We know that there is nothing that cannot be transformed by God…and as we wait for the ultimate transformation of our battered world, there are smaller transformations going on…each of them a sign of hope.
I heard about a project in Mozambique, in which former rebels could bring their Kalashnikovs to a church-based charity, and swap them for a plough, or a sewing machine, the means to make a living and start again – the weapons themselves are melted down to make tools, furniture and even works of art.
The big picture often seems to be one in which world peace is a far-off dream, a political and practical impossibility. And yet, even in the most dire situations, there will be such small signs of peace breaking out. Sacrifices made, risks taken, second chances offered, humanity and yes, love, triumphing in tiny ways, against all the odds. I have heard about such fragile signs of hope from those returning from deployments overseas, and I hope and pray that those serving in conflict zones today are seeing their own glimmers of light, their own sparks of hope. We must continue to pray for all those whose duty and service it is to fan those sparks into a flame that will bring light to many, in the most unpromising conditions.

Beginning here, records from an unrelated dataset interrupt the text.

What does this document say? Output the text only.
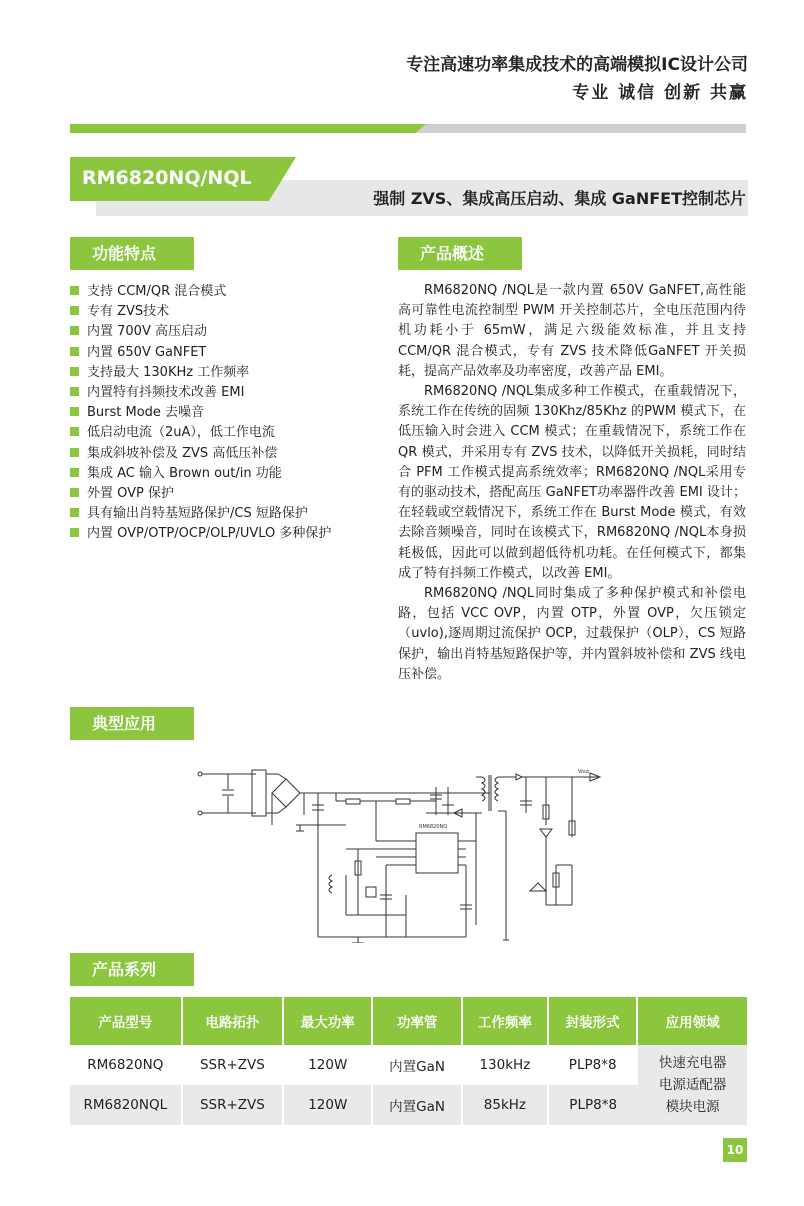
专注高速功率集成技术的高端模拟IC设计公司
专业 诚信 创新 共赢
RM6820NQ/NQL
强制 ZVS、集成高压启动、集成 GaNFET控制芯片
功能特点
支持 CCM/QR 混合模式
专有 ZVS技术
内置 700V 高压启动
内置 650V GaNFET
支持最大 130KHz 工作频率
内置特有抖频技术改善 EMI
Burst Mode 去噪音
低启动电流（2uA），低工作电流
集成斜坡补偿及 ZVS 高低压补偿
集成 AC 输入 Brown out/in 功能
外置 OVP 保护
具有输出肖特基短路保护/CS 短路保护
内置 OVP/OTP/OCP/OLP/UVLO 多种保护
产品概述

RM6820NQ /NQL是一款内置 650V GaNFET,高性能高可靠性电流控制型 PWM 开关控制芯片，全电压范围内待机功耗小于 65mW，满足六级能效标准，并且支持 CCM/QR 混合模式，专有 ZVS 技术降低GaNFET 开关损耗，提高产品效率及功率密度，改善产品 EMI。

RM6820NQ /NQL集成多种工作模式，在重载情况下，系统工作在传统的固频 130Khz/85Khz 的PWM 模式下，在低压输入时会进入 CCM 模式；在重载情况下，系统工作在 QR 模式，并采用专有 ZVS 技术，以降低开关损耗，同时结合 PFM 工作模式提高系统效率；RM6820NQ /NQL采用专有的驱动技术，搭配高压 GaNFET功率器件改善 EMI 设计；在轻载或空载情况下，系统工作在 Burst Mode 模式，有效去除音频噪音，同时在该模式下，RM6820NQ /NQL本身损耗极低，因此可以做到超低待机功耗。在任何模式下，都集成了特有抖频工作模式，以改善 EMI。

RM6820NQ /NQL同时集成了多种保护模式和补偿电路，包括 VCC OVP，内置 OTP，外置 OVP，欠压锁定（uvlo),逐周期过流保护 OCP，过载保护（OLP），CS 短路保护，输出肖特基短路保护等，并内置斜坡补偿和 ZVS 线电压补偿。

典型应用
RM6820NQ
Vout
产品系列
产品型号	电路拓扑	最大功率	功率管	工作频率	封装形式	应用领域
RM6820NQ	SSR+ZVS	120W	内置GaN	130kHz	PLP8*8	快速充电器
电源适配器
模块电源

RM6820NQL	SSR+ZVS	120W	内置GaN	85kHz	PLP8*8	
10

Our focus today is quite rightly on those whose lives have been given and taken away, and those who today still risk life and limb in the service of their country, and in the pursuit of peace. But we must not do is fall into the trap of thinking that peacemaking and peacekeeping can be left solely to the professionals: the army, the navy, the air force, the marines, the politicians, the decision makers of the world, as if the pursuit of peace were a specialist activity that can safely be left to others. It is our duty – all of us – as children of God to be peacemakers, to work to break the continual spiral of violence and aggression which causes so much destruction and death and grieves the heart of God.
Peace does not begin and end in Afghanistan or Syria. In the conflicts of our lives here, in this village, in our workplaces and schools and homes and neighbourhoods, these are also places in which we are called to be bringers and forgers of God’s peace.
So let us commit ourselves to work as hard as we can for it, both here and throughout God’s beautiful but broken world, and as we do, let us remember again all those who pay the price. Amen.